MOMENTO BISAGRA EN EL MANEJO DEL TEMA PANDILLERIL
Y si se establece que en el manejo de esta problemática la administración Biden y la administración Bukele corren en direcciones no sólo diferentes sino contrapuestas, una de ellas reconociendo a esa estructura como criminal y la otra dándole estatus de interlocutora, también puede advenir un desencuentro grave, y sin los oficios de un embajador que confunda la agenda personal con la agenda diplomática.
El Gobierno estadounidense acusó ayer a 14 de los líderes de mayor rango de la MS-13 de conspiración para cometer actos de terrorismo así como de financiarlo para traficar drogas, entre otros propósitos delictivos.
Lo hizo en la misma semana en la que una investigación del digital El Faro planteó que los beneficios de las conversaciones sostenidas entre la administración Bukele y los líderes pandilleriles apresados incluyeron la salida de un importante miembro de esas estructuras de un penal de máxima seguridad. Esa persona, estableció la publicación, es el lugarteniente del miembro más poderoso de la cúpula de la MS-13.
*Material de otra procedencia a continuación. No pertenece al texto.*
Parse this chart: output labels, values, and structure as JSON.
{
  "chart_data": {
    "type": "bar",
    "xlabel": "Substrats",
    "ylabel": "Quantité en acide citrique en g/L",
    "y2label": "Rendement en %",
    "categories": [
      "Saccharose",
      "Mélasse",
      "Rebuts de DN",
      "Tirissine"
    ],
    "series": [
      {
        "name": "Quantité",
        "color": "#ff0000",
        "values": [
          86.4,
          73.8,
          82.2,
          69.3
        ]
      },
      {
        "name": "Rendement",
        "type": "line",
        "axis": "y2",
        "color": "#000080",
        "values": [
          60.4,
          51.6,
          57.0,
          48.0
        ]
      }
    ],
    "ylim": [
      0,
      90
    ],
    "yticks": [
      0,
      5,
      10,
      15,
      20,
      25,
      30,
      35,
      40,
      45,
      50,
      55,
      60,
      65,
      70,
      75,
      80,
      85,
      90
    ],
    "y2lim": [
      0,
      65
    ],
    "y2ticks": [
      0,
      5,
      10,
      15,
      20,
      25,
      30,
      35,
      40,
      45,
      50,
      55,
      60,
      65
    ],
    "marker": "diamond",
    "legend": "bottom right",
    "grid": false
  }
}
Aunque la característica opacidad del gabinete recrudece en especial en materia de seguridad pública, y si bien su discurso sobre la disminución de los homicidios es críptico, básicamente una colección de cifras sin entrar en explicaciones sobre sus tácticas en el campo de operaciones, expertos en esta materia e investigadores sociales sostienen que hay como mínimo una comunicación entre importantes dirigentes de las pandillas y personeros del gobierno.
Como resultado de esas conversaciones no sólo se gozaría de la disminución de los homicidios, un fenómeno que se ha registrado progresivamente desde 2015, sino de facilidad de personeros del oficialismo para transitar por ciertos territorios, una suerte de conveniente salvoconducto en el desarrollo de la campaña electoral.
Las cifras de homicidios son no sólo el principal sino el único insumo que Bukele pone sobre la mesa al hablar de seguridad. Al hacerlo, llenando la maquinaria propagandística con la que sería una irrefutable prueba de la eficiencia del aparato de investigación del delito y tejido social, tiene con qué maquillar la militarización de la seguridad pública y la desviación de la Policía de sus obligaciones civiles.
Ese índice ha sido suficientemente publicitado en lo doméstico para contrapesar la incapacidad estatal ante la comisión de otros delitos, fundamentalmente el narcotráfico. Según información de LPG Datos, el año pasado las autoridades policiales decomisaron cinco veces menos droga que en 2018, y en lo que al tráfico de cocaína concierne, la caída del promedio anual de decomisos en esta administración ha sido del 87 por ciento, parámetros que no le granjean ningún reconocimiento norteamericano al Ministerio de Seguridad.
Independientemente de las lecturas que se hagan de estas cifras, es obvio que este gobierno entiende que el problema pandilleril no se constriñe a su manifestación delictiva sino a su intrínseca asociación con la marginalidad y la exclusión. Pero así como la nación ignora qué suponen los vasos comunicantes de ciertos funcionarios con los presidiarios, no tiene idea de si el gobierno reconoce ciudadanía o está interesada en algún activismo de los barrios.
Sea como sea, el movimiento hecho por la justicia estadounidense ayer, tipificando la actividad de ese grupo ilegal como terrorista y asociada al tráfico de estupefacientes, impactará la política de seguridad de este gobierno. Y si se establece que en el manejo de esta problemática la administración Biden y la administración Bukele corren en direcciones no sólo diferentes sino contrapuestas, una de ellas reconociendo a esa estructura como criminal y la otra dándole estatus de interlocutora, también puede advenir un desencuentro grave, y sin los oficios de un embajador que confunda la agenda personal con la agenda diplomática.